The sites provide places to upload wills, trusts, health care directives, powers of attorney and even appraisals of valuable items you may own. You may also be asked to record the location of notarized and signed copies of documents and the contact information for your estate planning attorney.
Users can add all kinds of details, from records of their pets’ health, to family genealogy, to password for online accounts to instructions on how elements in the house work. “I guess you could call it a smart vault,” Schneiderman says.
Everplans charges $75 a year, while Final Roadmap charges a one-time fee of $249, with discounts for multiple users. The services also have options for sharing all the aspects of your digital life, from passwords to bank accounts to the message you want sent to your Twitter followers after you’re gone.
“I consider [digital estate planning] in this day and age traditional estate planning,” says Wendy Goffe, an estate lawyer who is a partner at Stoel Rives in Seattle. “Your digital life is a big part of your life. For some people, that’s the biggest part of your life.”
Goffe cautions that everyone’s situation is different and no online service can replace the advice of an experienced attorney who understands your situation. “You don’t know what you’re not getting,” she says. “A program only gives you what you ask for, and you’re not always asking the right things.” Your digital life may include valuable intellectual property, for example, which requires more planning than what to do with your Facebook status updates.
The other issues people need to be aware of with online repositories, she says, are security and what will happen to your documents if the company goes under. One option for customers might be to print out copies of everything they place online and let a family member know the location of those paper documents.

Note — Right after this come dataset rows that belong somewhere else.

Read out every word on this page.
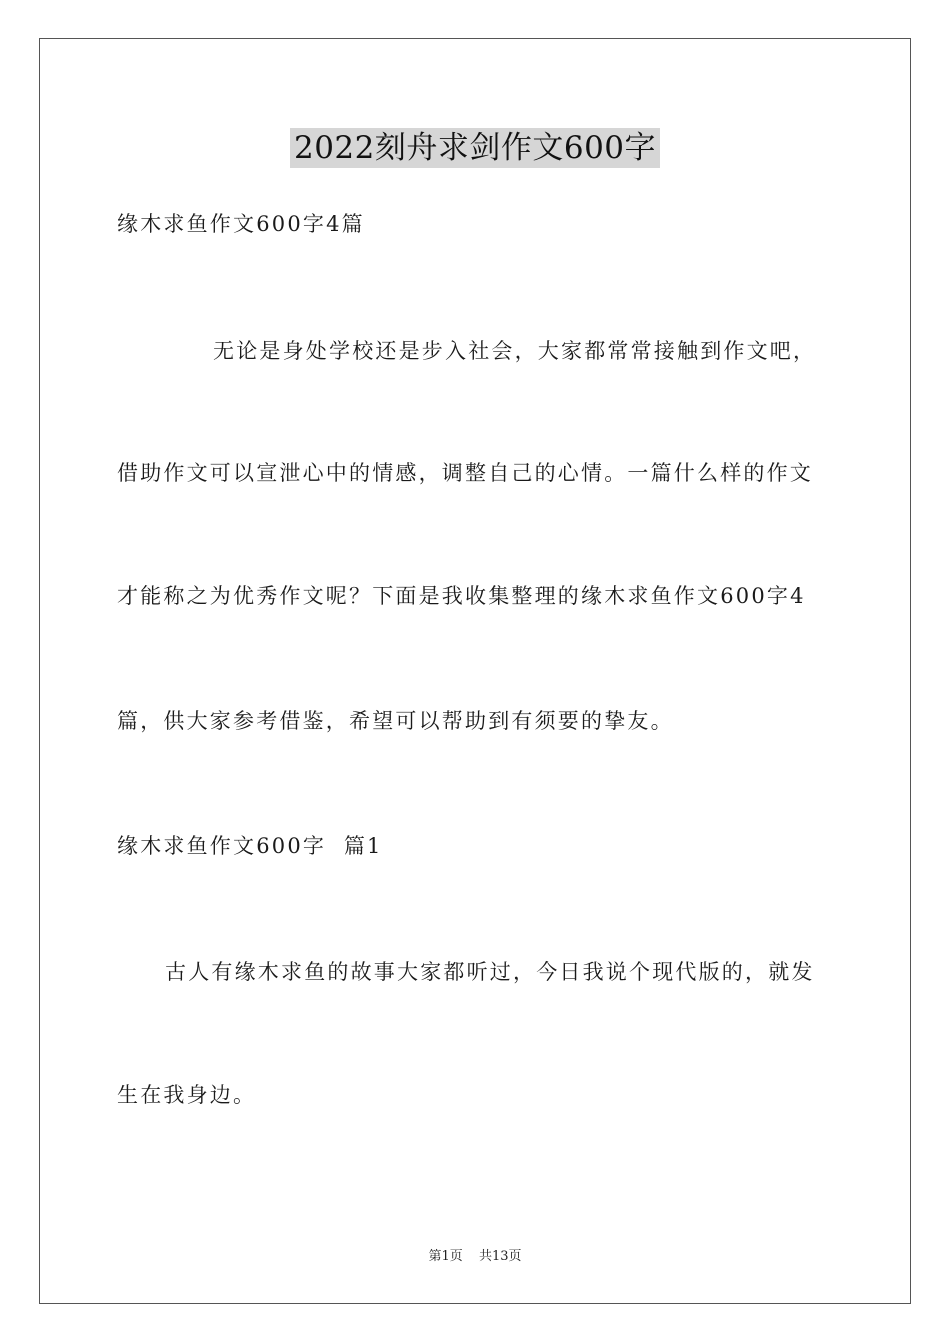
2022刻舟求剑作文600字
缘木求鱼作文600字4篇
无论是身处学校还是步入社会，大家都常常接触到作文吧，
借助作文可以宣泄心中的情感，调整自己的心情。一篇什么样的作文
才能称之为优秀作文呢？下面是我收集整理的缘木求鱼作文600字4
篇，供大家参考借鉴，希望可以帮助到有须要的挚友。
缘木求鱼作文600字  篇1
古人有缘木求鱼的故事大家都听过，今日我说个现代版的，就发
生在我身边。
第1页 共13页
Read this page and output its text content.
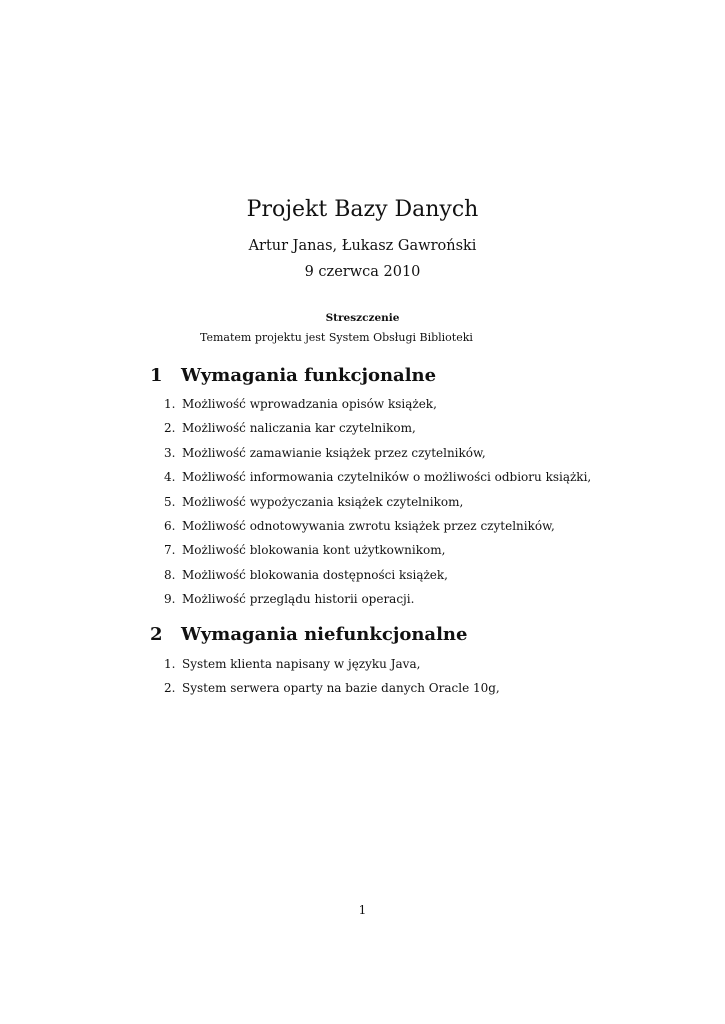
Projekt Bazy Danych
Artur Janas, Łukasz Gawroński
9 czerwca 2010
Streszczenie
Tematem projektu jest System Obsługi Biblioteki
1 Wymagania funkcjonalne
1. Możliwość wprowadzania opisów książek,
2. Możliwość naliczania kar czytelnikom,
3. Możliwość zamawianie książek przez czytelników,
4. Możliwość informowania czytelników o możliwości odbioru książki,
5. Możliwość wypożyczania książek czytelnikom,
6. Możliwość odnotowywania zwrotu książek przez czytelników,
7. Możliwość blokowania kont użytkownikom,
8. Możliwość blokowania dostępności książek,
9. Możliwość przeglądu historii operacji.
2 Wymagania niefunkcjonalne
1. System klienta napisany w języku Java,
2. System serwera oparty na bazie danych Oracle 10g,
1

Here are seven factors to consider when doing your end-of-life planning:
Legal documents. Most people need a will and some would benefit from a trust. You probably also want to designate a health care surrogate and leave an advance health care directive. Exactly which documents you need may vary by state and situation, so consulting with an estate planning lawyer is advisable.
Digital legacy. What do you want to happen with your online accounts when you pass on, and how will your heirs find all the passwords? If you own intellectual property such as e-books, photos or other copyrighted material, you may want to consult an attorney.
Business future. If you own a business, what will happen to it when you die or are unable to run it? Would someone be able to find everything they need to run your business temporarily if you were in an accident? Once you die, does someone inherit the business or will it be shut down?
End-of-life wishes. A health care surrogate and an advance directive will cover your legal bases, but you may want to give your family, especially the person who will make decisions for you, more details about when you would like heroic measures taken and when you would prefer no interventions. Do you have specific ideas on who you would prefer to be with you and what you want the atmosphere to be when you’re dying?
Funeral plans. Do you want burial or cremation? Are there specific readings or songs you want at your service or people you would like to have speak? What do you want included in your obituary? How will your family know whom to contact with the information that you have passed?
Assets. If you died tomorrow, would your heirs be able to find all your assets? Is all your beneficiary information current on your retirement accounts and life insurance? Do you need to leave passwords to access accounts?
Day-to-day details. Will you heirs know how to pay the water bill, the mortgage and other home chores? If you rent, will they know how to contact your landlord? These items will need to be handled while your home is waiting to be sold or occupied by another family member.